REGGIO EMILIA. Un’accusa orribile, delle più infamanti per un prete. Quella di avere rapporti sessuali con alcune parrocchiane. Parole del fango a cui però don Paolo Cugini ha deciso di rispondere con fermezza, nella speranza che questo gesto vile non resti impunito.

Così ieri, come già preannunciato da lui stesso il giorno precedente, il parroco si è recato in questura per presentare denuncia contro ignoti. Troppo forti e infamanti le parole contenute in quell’inchiostro. Della vicenda, quindi, si occuperà ora la Digos di Reggio Emilia, organo deputato a indagare in casi come questi.
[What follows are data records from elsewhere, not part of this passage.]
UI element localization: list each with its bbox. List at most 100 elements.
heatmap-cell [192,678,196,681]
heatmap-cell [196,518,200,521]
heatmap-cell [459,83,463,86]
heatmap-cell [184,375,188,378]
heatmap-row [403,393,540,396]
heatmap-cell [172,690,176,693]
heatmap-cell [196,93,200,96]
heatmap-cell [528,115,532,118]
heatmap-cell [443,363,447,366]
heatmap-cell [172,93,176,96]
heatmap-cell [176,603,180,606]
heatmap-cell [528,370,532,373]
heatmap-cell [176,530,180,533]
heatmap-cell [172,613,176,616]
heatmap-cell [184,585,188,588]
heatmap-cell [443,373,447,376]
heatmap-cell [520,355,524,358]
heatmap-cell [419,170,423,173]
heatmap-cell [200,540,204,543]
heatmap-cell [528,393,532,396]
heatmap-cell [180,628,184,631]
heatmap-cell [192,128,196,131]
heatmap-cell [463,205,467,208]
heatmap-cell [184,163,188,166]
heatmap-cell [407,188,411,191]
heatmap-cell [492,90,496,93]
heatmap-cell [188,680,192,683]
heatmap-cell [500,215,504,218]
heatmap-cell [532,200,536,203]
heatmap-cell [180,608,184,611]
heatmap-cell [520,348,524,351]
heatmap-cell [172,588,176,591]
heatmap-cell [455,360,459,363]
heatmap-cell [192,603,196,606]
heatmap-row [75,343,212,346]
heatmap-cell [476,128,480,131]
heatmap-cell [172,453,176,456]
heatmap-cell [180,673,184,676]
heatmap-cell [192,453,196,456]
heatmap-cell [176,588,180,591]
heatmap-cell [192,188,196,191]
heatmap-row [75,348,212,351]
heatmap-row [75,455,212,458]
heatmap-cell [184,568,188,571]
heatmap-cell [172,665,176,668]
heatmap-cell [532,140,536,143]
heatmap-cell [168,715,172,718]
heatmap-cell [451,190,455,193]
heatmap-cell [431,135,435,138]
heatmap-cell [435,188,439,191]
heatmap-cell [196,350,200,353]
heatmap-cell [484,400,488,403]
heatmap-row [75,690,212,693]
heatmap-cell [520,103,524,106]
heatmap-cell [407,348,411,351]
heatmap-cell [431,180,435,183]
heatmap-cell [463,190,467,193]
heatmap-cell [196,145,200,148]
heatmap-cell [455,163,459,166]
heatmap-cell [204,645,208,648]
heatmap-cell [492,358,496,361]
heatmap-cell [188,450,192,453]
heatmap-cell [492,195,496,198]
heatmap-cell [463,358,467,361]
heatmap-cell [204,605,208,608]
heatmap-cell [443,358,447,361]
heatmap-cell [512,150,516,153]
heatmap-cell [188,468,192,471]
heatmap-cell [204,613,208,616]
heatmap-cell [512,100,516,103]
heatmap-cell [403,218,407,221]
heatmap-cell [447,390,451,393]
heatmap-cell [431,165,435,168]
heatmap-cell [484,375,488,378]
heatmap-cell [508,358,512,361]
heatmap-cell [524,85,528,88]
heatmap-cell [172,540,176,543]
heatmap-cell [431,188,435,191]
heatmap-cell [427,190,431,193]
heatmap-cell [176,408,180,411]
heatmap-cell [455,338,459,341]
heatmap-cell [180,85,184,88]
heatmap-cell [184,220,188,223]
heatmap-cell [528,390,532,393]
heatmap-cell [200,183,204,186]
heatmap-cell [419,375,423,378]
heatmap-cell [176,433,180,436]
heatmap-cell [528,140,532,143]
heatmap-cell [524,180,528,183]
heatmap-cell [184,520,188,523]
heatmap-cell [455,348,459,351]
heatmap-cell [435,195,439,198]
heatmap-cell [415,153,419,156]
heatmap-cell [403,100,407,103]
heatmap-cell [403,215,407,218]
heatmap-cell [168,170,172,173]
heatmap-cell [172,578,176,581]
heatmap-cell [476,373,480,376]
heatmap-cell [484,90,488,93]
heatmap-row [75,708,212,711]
Se si riuscirà a rintracciare il colpevole (o i colpevoli) è ancora tutto da scoprire ma intanto resta il valore simbolico del gesto: quello di un uomo che non si è piegato difronte alle intimidazioni.

La botta però è stata forte, la delusione tanta. E ieri don Cugini ha preferito non parlare, trincerandosi nel silenzio e nella riflessione limitandosi a un sms: «Ho fatto denuncia. Non ho voglia di parlare. Spero tu mi capisca. Grazie».

Poche parole che esprimono tutto lo sconforto di chi ha dedicato una vita agli altri e ai più deboli e, all’improvviso, si vede colpito dalla macchina del fango. Non basta però una lettera anonima a scalfire la reputazione che don Cugini si è costruito negli anni.

Tanto che, nella sua parrocchia di Regina Pacis, nessuno ha dubbi: si tratta solo di un tentativo di screditarlo. «Quello che Paolo sta facendo per gli omosessuali – spiega sulla soglia della chiesa il parroco emerito don Riccardo Camellini – sicuramente avrà dato fastidio a qualcuno, Tutto è cominciato quando si è speso per una famiglia della nostra comunità con un figlio gay, per poi ritrovarsi a organizzare giorni di preghiera dedicati ai ragazzi e alle ragazze omosessuali.

Ecco, questo non è piaciuto e non ho dubbi che si tratti solo di menzogne e fango e chi lo conosce lo sa. Anche fra i parrocchiani tutti la pensano così, tutti si sono subito stretti attorno a don Paolo che è una persona meravigliosa. Vedrà che c’entra qualcosa anche il Gay Pride».

Il sospetto di molti, infatti, è che la lettera sia stata mandata poco prima della manifestazione per screditare uno dei parroci della comunità reggiana più attivo per il mondo omosessuale, uno dei pochi che aveva tenuto una veglia a sostegno delle vittime dell’omofobia.

Ad avvalorare questa ipotesi lo stesso don Cugini che, sentito martedì dalla Gazzetta di Reggio, aveva spiegato: «Secondo me c’è un legame: non riuscirei a capire perché mandarmi una lettera così in questo momento. Senz’altro stanno cercando di fare pressioni, di diffamarmi dicendo “vedete quello che fa le veglie che tipo è?”».